BirdLife International has long been working with Partners, Indigenous Peoples and local communities on the ground to conserve, restore and reconnect forests, such as the Atlantic Forests with Guyra Paraguay, SAVE Brasil and Aves Argentinas and the Gola Forest in West Africa with the Society for the Conservation of Nature of Liberia and Conservation Society of Sierra Leone. Learning from our local-to-global approach, through the Trillion Trees initiative we are working with the Wildlife Conservation Society and WWF to mobilise the finance needed to achieve this at scale.

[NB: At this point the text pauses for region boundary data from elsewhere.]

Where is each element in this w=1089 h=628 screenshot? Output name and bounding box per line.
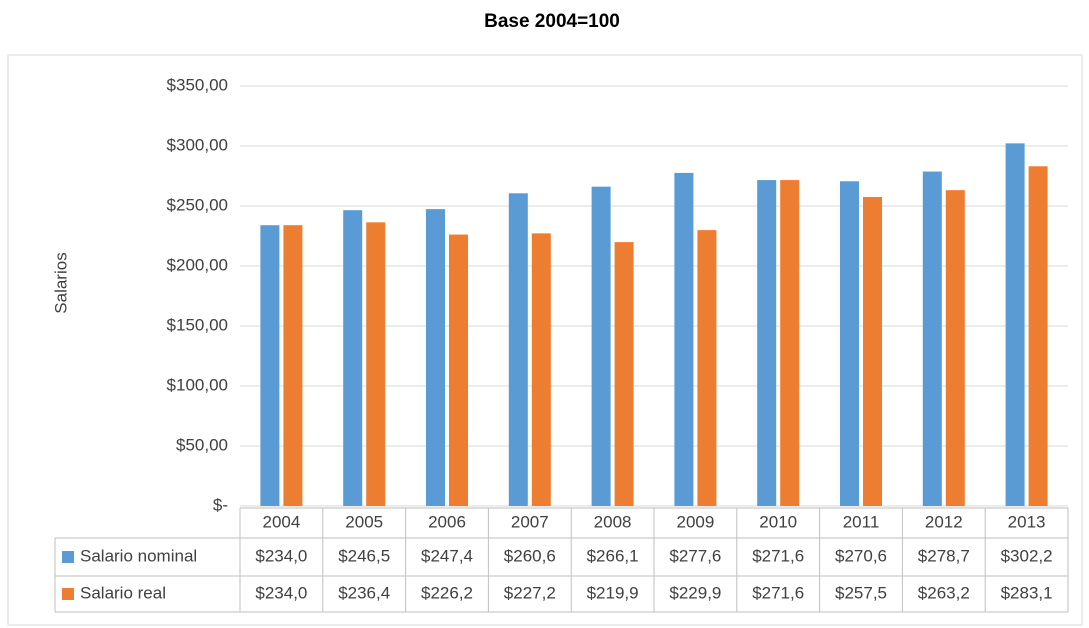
table-value: $271,6 (752, 546, 804, 565)
table-value: $246,5 (338, 546, 390, 565)
table-value: $260,6 (504, 546, 556, 565)
x-tick-label: 2010 (759, 512, 797, 531)
x-tick-label: 2012 (925, 512, 963, 531)
bar (840, 181, 859, 506)
bar (674, 172, 694, 506)
bar (531, 233, 551, 507)
chart-title: Base 2004=100 (484, 11, 620, 32)
table-value: $247,4 (421, 546, 473, 565)
bar (922, 171, 942, 506)
table-value: $257,5 (835, 583, 887, 602)
table-value: $227,2 (504, 583, 556, 602)
x-tick-label: 2013 (1008, 512, 1046, 531)
table-value: $234,0 (255, 546, 307, 565)
table-value: $266,1 (587, 546, 639, 565)
y-tick-label: $- (213, 495, 228, 514)
x-tick-label: 2006 (428, 512, 466, 531)
bar (614, 242, 634, 506)
bar (780, 180, 800, 506)
x-tick-label: 2009 (676, 512, 714, 531)
legend-label: Salario nominal (80, 546, 197, 565)
legend-swatch (62, 551, 74, 563)
bar (449, 234, 468, 506)
x-tick-label: 2008 (594, 512, 632, 531)
table-value: $271,6 (752, 583, 804, 602)
y-tick-label: $350,00 (167, 75, 228, 94)
legend-swatch (62, 588, 74, 600)
bar (366, 222, 386, 506)
y-tick-label: $150,00 (167, 315, 228, 334)
chart-frame (7, 54, 1083, 626)
bar (260, 225, 280, 506)
table-value: $283,1 (1001, 583, 1053, 602)
bar (1028, 166, 1048, 506)
y-tick-label: $250,00 (167, 195, 228, 214)
bar (283, 225, 303, 506)
y-tick-label: $200,00 (167, 255, 228, 274)
table-value: $234,0 (255, 583, 307, 602)
table-value: $263,2 (918, 583, 970, 602)
y-tick-label: $100,00 (167, 375, 228, 394)
bar (697, 230, 717, 506)
bar (945, 190, 965, 506)
y-tick-label: $50,00 (176, 435, 228, 454)
bar (863, 197, 882, 506)
y-tick-label: $300,00 (167, 135, 228, 154)
x-tick-label: 2011 (843, 512, 880, 531)
table-value: $226,2 (421, 583, 473, 602)
bar (508, 193, 528, 506)
x-tick-label: 2004 (262, 512, 300, 531)
bar (757, 180, 777, 506)
legend-label: Salario real (80, 583, 166, 602)
bar (1005, 143, 1025, 507)
table-value: $302,2 (1001, 546, 1053, 565)
table-value: $236,4 (338, 583, 390, 602)
table-value: $219,9 (587, 583, 639, 602)
bar (426, 209, 445, 506)
x-tick-label: 2005 (345, 512, 383, 531)
table-value: $278,7 (918, 546, 970, 565)
table-value: $229,9 (669, 583, 721, 602)
y-axis-label: Salarios (51, 252, 70, 313)
bar (591, 186, 611, 506)
bar (343, 210, 363, 506)
x-tick-label: 2007 (511, 512, 549, 531)
table-value: $270,6 (835, 546, 887, 565)
table-value: $277,6 (669, 546, 721, 565)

Through our Asia-Pacific Forest Governance Project we are calling for nations to ensure that forests are managed legally and sustainably, and that local communities and Indigenous Peoples are at the heart of decision making. This new declaration includes a funding pledge of £1.25 billion to directly support local communities and Indigenous Peoples, which is an important step towards championing their rights, though currently detail is lacking on how the funds will be mobilised on the ground.

“Our work and that of other grassroots organisations around the world provides valuable lessons to deliver on these promises, as demonstrated by the 600 participants of our recent multi-stakeholder Asia-Pacific Forest Governance Forum,” continues Dr Poshendra Satyal, BirdLife International’s Global Forest Policy Coordinator. “We need adequate systems and collaboration in place between public and private actors and local people on the ground to facilitate and track progress, and financial support for and recognition of the rights and role of Indigenous Peoples and local communities. Only with all these things in place will we be able to effectively and equitably reverse deforestation, and meet global goals on nature, people AND climate.”

Dr Kümpel adds, “As recognised last month by the UN Human Rights Council and championed through our own 1Planet1Right campaign, we all have the right to a healthy environment, and action to reverse deforestation and conserve forest ecosystem integrity is central to ensuring an equitable, carbon-neutral, nature-positive future.”